Using an ion trap with two temperature reservoirs to explore nonequilibrium physics

TL;DR

This paper investigates a trapped ion system with two temperature reservoirs using simulations and statistical mechanics, revealing non-equilibrium behaviors like non-Maxwellian velocities and fluctuation-dissipation breakdown, with proposed experimental tests.

Contribution

It introduces a novel platform using ion traps with two temperature reservoirs to study nonequilibrium physics, demonstrating unique distribution phenomena and proposing experimental validation.

Findings

Non-Maxwellian velocity distribution observed

Breakdown of fluctuation-dissipation theorem demonstrated

Position-velocity sorting identified

Abstract

Using a combination of molecular dynamics simulations and fundamental statistical mechanics, we analyze the position and velocity distribution of a trapped ion immersed in two ideal gases at differing temperatures.
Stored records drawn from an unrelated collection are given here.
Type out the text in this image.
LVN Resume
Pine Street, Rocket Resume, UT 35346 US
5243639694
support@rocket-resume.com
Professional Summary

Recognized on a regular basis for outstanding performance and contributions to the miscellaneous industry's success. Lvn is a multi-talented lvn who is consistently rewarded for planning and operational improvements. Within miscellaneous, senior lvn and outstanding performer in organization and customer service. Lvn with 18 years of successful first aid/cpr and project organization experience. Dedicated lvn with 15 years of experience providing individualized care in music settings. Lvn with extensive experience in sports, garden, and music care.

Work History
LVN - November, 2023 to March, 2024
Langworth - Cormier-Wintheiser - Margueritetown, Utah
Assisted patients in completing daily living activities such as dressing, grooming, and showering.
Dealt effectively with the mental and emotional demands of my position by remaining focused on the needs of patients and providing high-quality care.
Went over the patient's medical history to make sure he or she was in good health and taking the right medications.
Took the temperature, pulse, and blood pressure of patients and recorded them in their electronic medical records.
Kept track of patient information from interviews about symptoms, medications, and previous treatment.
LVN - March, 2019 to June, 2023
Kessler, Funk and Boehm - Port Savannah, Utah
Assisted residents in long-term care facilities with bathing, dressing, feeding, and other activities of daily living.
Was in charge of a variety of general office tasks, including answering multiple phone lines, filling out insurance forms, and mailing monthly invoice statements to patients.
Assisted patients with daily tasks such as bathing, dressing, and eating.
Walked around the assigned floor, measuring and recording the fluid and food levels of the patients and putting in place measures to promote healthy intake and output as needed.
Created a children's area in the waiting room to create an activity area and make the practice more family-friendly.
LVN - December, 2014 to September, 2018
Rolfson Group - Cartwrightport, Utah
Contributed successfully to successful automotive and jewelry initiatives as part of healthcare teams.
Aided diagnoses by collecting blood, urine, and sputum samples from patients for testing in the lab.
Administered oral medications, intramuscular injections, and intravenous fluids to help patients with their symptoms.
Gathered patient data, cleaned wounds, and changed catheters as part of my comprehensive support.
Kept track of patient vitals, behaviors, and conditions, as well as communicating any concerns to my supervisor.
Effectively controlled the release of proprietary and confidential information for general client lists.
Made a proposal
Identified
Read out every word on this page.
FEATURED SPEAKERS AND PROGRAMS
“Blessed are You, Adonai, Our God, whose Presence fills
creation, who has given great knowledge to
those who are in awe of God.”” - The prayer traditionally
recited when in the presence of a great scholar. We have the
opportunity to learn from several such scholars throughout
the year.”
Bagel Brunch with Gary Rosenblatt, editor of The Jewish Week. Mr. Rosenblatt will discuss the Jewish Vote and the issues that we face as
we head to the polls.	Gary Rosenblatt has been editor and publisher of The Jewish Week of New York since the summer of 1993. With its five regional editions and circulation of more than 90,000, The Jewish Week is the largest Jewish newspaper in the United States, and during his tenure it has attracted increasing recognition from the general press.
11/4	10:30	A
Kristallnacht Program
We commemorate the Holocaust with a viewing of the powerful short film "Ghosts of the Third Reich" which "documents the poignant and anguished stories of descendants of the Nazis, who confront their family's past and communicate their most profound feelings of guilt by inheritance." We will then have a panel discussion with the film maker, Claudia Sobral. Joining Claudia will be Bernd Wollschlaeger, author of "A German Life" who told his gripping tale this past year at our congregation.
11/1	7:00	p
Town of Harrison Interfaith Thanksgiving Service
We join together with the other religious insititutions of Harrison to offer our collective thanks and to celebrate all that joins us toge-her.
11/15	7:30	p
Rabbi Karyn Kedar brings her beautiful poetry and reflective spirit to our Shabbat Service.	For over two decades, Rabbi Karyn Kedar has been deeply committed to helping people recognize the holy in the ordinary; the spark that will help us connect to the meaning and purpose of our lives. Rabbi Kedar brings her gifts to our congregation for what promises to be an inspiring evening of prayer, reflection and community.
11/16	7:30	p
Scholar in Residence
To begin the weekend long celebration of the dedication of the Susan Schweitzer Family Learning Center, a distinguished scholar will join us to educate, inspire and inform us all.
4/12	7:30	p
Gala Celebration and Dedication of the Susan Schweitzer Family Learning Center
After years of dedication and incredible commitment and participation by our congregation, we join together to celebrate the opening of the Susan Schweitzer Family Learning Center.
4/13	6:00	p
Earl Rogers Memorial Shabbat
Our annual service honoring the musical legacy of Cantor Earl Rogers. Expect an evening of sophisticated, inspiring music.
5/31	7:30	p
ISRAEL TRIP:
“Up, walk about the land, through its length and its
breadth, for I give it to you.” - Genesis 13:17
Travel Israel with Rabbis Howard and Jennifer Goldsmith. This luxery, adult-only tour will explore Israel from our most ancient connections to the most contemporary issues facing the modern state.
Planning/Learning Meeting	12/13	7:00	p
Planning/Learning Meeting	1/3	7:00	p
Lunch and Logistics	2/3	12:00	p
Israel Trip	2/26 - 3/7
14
Such a system has been realized in the recently developed MOTion trap architecture. This system has the potential to serve as platform for studying nonequilibrium statistical mechanics in a controlled environment. As examples, we demonstrate a non-Maxwell Boltzmann velocity ionic distribution in the trap, the breakdown of the fluctuation-dissipation theorem, and position-velocity sorting, wherein high-velocity ionic states are over represented at points of high potential energy. We propose experiments to test these predictions.